LeetCode Best Time to Buy and Sell Stock: One-Pass O(n)

Beginner 8 min read

What you'll learn

✓Brute-force approach and its complexity
✓Optimal approach with intuition
✓Edge cases that trip people up
✓How to talk through it in an interview
✓Related LeetCode problems to follow up with

Prerequisites

•Basics from arrays introduction and Big O notation

Best Time to Buy and Sell Stock is LeetCode problem 121, rated Easy. It looks like a trick question the first time you see it, then becomes a one-liner once you see the pattern. The lesson it teaches, tracking a running extreme while sweeping the array, comes up constantly.

The Problem

You are given an array prices where prices[i] is the price of a stock on day i. You want to maximize profit by choosing a single day to buy and a different later day to sell. Return the maximum profit; if no profit is possible, return 0.

Example:

Input:  prices = [7, 1, 5, 3, 6, 4]
Output: 5
Explanation: Buy on day 2 (price 1) and sell on day 5 (price 6).

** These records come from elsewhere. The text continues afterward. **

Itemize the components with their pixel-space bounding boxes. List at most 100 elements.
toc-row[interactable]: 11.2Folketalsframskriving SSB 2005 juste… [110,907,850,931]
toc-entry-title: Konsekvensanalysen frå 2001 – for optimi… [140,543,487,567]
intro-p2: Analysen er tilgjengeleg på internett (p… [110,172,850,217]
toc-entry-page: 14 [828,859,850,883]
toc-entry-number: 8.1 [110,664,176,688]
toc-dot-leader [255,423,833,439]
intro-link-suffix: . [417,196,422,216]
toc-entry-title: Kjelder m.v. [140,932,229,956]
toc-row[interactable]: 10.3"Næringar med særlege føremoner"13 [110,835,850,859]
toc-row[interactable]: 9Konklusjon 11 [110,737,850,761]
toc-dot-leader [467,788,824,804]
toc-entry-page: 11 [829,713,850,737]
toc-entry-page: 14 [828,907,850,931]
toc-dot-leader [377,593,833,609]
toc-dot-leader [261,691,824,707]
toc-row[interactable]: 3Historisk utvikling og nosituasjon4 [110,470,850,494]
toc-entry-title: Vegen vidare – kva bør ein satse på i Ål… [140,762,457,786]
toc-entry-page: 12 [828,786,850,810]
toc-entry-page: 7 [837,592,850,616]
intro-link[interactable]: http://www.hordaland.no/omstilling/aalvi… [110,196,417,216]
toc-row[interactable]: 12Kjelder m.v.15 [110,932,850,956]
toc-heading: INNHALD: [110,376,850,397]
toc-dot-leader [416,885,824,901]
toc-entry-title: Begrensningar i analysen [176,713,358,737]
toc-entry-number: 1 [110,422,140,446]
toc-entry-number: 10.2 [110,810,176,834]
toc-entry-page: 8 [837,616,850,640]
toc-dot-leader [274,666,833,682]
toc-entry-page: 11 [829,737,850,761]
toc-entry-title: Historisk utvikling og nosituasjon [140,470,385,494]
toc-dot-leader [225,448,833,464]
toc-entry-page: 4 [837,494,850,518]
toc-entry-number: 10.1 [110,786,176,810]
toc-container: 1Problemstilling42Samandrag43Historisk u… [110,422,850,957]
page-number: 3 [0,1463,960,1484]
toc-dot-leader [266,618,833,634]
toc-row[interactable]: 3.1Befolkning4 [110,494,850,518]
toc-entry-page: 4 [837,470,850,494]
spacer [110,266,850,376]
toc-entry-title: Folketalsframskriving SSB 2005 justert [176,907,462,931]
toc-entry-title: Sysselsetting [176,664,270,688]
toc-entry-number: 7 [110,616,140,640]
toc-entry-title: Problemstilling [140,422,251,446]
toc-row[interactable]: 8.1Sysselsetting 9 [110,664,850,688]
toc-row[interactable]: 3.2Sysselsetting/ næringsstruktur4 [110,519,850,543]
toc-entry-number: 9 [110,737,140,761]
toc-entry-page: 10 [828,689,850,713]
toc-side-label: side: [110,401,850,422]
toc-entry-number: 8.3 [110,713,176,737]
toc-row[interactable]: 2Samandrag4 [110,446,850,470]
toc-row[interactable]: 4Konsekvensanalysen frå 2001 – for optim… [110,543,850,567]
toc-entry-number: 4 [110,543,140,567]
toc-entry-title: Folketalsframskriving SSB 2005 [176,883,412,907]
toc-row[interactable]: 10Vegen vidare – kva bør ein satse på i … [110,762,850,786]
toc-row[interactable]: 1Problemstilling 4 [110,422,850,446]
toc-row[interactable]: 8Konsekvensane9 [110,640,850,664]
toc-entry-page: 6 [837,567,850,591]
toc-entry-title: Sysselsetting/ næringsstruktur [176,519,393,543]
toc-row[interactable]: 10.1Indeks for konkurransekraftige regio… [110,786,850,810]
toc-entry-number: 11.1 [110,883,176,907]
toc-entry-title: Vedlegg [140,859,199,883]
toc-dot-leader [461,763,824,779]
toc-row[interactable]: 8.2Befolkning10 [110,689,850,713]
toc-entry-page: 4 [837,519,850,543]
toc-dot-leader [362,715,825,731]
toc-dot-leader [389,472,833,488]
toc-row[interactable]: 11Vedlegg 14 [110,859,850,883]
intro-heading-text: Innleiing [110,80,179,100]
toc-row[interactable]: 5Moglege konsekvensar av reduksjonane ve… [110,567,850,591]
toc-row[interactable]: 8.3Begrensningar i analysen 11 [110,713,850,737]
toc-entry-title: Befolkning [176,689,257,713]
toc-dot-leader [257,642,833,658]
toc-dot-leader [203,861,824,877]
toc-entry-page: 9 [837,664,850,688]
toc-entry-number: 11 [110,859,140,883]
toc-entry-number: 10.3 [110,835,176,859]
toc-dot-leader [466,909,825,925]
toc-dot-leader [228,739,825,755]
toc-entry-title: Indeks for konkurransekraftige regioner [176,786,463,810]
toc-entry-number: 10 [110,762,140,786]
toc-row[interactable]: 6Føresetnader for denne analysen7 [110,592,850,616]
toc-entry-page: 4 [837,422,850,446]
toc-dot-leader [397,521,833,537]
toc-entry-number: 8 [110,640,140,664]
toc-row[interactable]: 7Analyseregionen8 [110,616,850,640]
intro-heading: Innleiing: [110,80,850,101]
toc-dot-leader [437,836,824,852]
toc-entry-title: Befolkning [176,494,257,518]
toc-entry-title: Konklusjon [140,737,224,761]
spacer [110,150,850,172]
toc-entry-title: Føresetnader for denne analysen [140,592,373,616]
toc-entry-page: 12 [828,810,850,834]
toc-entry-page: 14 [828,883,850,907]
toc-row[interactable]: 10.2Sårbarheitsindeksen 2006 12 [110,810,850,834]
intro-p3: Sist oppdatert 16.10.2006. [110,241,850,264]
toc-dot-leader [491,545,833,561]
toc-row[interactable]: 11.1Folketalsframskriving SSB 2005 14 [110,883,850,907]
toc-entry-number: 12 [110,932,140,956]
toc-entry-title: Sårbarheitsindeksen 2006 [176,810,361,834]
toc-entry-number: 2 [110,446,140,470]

Buying after selling is not allowed, which is the only real constraint.

Brute Force

Try every pair where the buy day comes before the sell day.

def max_profit(prices):
    best = 0
    n = len(prices)
    for i in range(n):
        for j in range(i + 1, n):
            best = max(best, prices[j] - prices[i])
    return best

Time: O(n^2). Space: O(1). For LeetCode constraints up to n = 10^5, this will time out hard.

Optimal Solution

The key insight: at each day i, the best sell price is just prices[i], and the best profit you could achieve by selling today is prices[i] - min(prices[0..i-1]). So we only need to track the minimum price seen so far.

def max_profit(prices):
    if not prices:
        return 0
    min_price = prices[0]
    best = 0
    for price in prices[1:]:
        best = max(best, price - min_price)
        min_price = min(min_price, price)
    return best

Line by line:

Guard against an empty array.
min_price is the cheapest day we have seen so far. Start with day 0.
best is the answer we are building up.
For each subsequent day, the profit if we sold today is price - min_price. Update best if that beats it.
Then update min_price for future iterations.

Order matters. Compute the candidate profit before updating min_price, otherwise you would be selling and buying on the same day.

Walk Through an Example

prices = [7, 1, 5, 3, 6, 4].

Start: min_price = 7, best = 0.
Day 1, price 1. Profit if sell = 1 - 7 = -6. best stays 0. Update min_price to 1.
Day 2, price 5. Profit = 5 - 1 = 4. best becomes 4. min_price stays 1.
Day 3, price 3. Profit = 3 - 1 = 2. best stays 4.
Day 4, price 6. Profit = 6 - 1 = 5. best becomes 5.
Day 5, price 4. Profit = 4 - 1 = 3. best stays 5.

Return 5.

Edge Cases

Strictly decreasing prices like [7, 6, 4, 3, 1]. No profitable trade exists. Return 0.
Single-element array. No trade possible. Return 0.
Empty array. Defensive check at the top.
All equal prices. Profit is 0.
Integer overflow. Not a Python concern, but in C++ or Java you should think about it.

Complexity Analysis

Time: O(n). One pass.
Space: O(1). Two scalars regardless of input size.

This is as efficient as the problem allows; you must look at every price at least once.

How to Explain It in an Interview

Restate the problem and confirm: you can only buy once and sell once, and sell day must come after buy day.
Mention the brute force in one sentence to anchor complexity.
Explain the key insight: “For each day, I only care about the minimum I have seen so far. The best profit ending at this day is price minus running min.”
Code it and emphasize the order: compute profit first, then update min.
State O(n) time and O(1) space.
Mention the multi-transaction variant 122 if asked for an extension.

For the array fundamentals that make this trivial, see arrays common operations.

Wrap up

The pattern here, “sweep once, maintain a running extreme, derive the answer at each step”, is one of the most reusable ideas in array problems. Maximum Subarray uses the same skeleton with a running sum instead of a running min. Master it on this problem and a dozen others fall out for free.